After a seven-year legal battle, European authorities came down hard on Google on Tuesday for taking advantage of its dominance in online searches to direct customers to its own businesses, fining the tech giant a record 2.42 billion euros ($2.72 billion) and raising the prospect of more penalties.
A years-long analysis of Google’s online search results showed that the company lists links to its own online shopping services above those of rivals, European regulators said. On average, Google lists search results to its biggest rivals in online shopping only on Page 4 — and smaller rivals even lower. That’s a huge advantage for Google when 90 percent of use-clicks are on Page 1 of the search results.
The ruling that Google is taking advantage of its market dominance in online searches paves the way for a broader crackdown by the EU, which is investigating several other Google businesses, like its online images and travel businesses.

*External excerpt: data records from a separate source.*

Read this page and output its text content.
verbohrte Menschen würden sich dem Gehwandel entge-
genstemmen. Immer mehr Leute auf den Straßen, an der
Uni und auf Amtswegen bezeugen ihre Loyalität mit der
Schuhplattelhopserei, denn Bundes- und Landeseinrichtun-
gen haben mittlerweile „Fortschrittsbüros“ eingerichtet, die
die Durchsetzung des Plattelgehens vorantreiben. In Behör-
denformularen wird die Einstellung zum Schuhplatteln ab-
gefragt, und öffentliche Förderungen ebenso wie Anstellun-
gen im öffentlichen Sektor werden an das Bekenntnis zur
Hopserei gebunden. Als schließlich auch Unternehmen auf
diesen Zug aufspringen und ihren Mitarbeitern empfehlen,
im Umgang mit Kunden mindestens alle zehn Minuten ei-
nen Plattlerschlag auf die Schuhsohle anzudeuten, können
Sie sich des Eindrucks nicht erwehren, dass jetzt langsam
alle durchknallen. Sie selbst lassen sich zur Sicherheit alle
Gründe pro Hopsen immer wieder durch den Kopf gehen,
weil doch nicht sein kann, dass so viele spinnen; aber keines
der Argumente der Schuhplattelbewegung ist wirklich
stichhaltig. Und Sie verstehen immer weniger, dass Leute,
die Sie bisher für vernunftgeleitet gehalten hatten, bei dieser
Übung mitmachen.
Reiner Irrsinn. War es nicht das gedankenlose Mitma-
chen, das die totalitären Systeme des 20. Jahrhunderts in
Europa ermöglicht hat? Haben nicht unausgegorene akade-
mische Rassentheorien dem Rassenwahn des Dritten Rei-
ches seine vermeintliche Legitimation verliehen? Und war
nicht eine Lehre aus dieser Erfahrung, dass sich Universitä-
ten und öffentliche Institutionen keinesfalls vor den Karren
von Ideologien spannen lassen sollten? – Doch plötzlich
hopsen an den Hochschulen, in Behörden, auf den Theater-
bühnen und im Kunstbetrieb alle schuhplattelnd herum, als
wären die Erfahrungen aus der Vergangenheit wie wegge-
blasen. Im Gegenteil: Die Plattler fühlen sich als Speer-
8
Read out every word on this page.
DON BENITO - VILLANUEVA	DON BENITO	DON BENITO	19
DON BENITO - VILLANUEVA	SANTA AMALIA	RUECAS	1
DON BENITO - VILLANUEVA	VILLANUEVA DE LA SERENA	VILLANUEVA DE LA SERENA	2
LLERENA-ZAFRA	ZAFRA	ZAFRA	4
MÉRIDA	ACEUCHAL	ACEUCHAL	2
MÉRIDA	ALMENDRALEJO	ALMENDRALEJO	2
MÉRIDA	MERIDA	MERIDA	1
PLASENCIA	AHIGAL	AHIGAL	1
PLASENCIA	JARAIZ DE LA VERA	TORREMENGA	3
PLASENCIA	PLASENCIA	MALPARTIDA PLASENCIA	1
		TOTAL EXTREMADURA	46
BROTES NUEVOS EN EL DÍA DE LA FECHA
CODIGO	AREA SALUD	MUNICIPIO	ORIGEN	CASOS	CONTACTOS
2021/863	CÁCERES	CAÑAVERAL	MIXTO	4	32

“What Google has done is illegal under EU antitrust rules. It denied other companies the chance to compete on the merits and to innovate. And most importantly, it denied European consumers a genuine choice of services and the full benefits of innovation,” EU Competition Commissioner Margrethe Vestager told reporters.
To avoid more pain in Europe, Google will have to change the way it does business in the region. It has 90 days to stop favoring its own links to online shopping or face more fines of up to 5 percent of the average daily worldwide revenue of parent company Alphabet.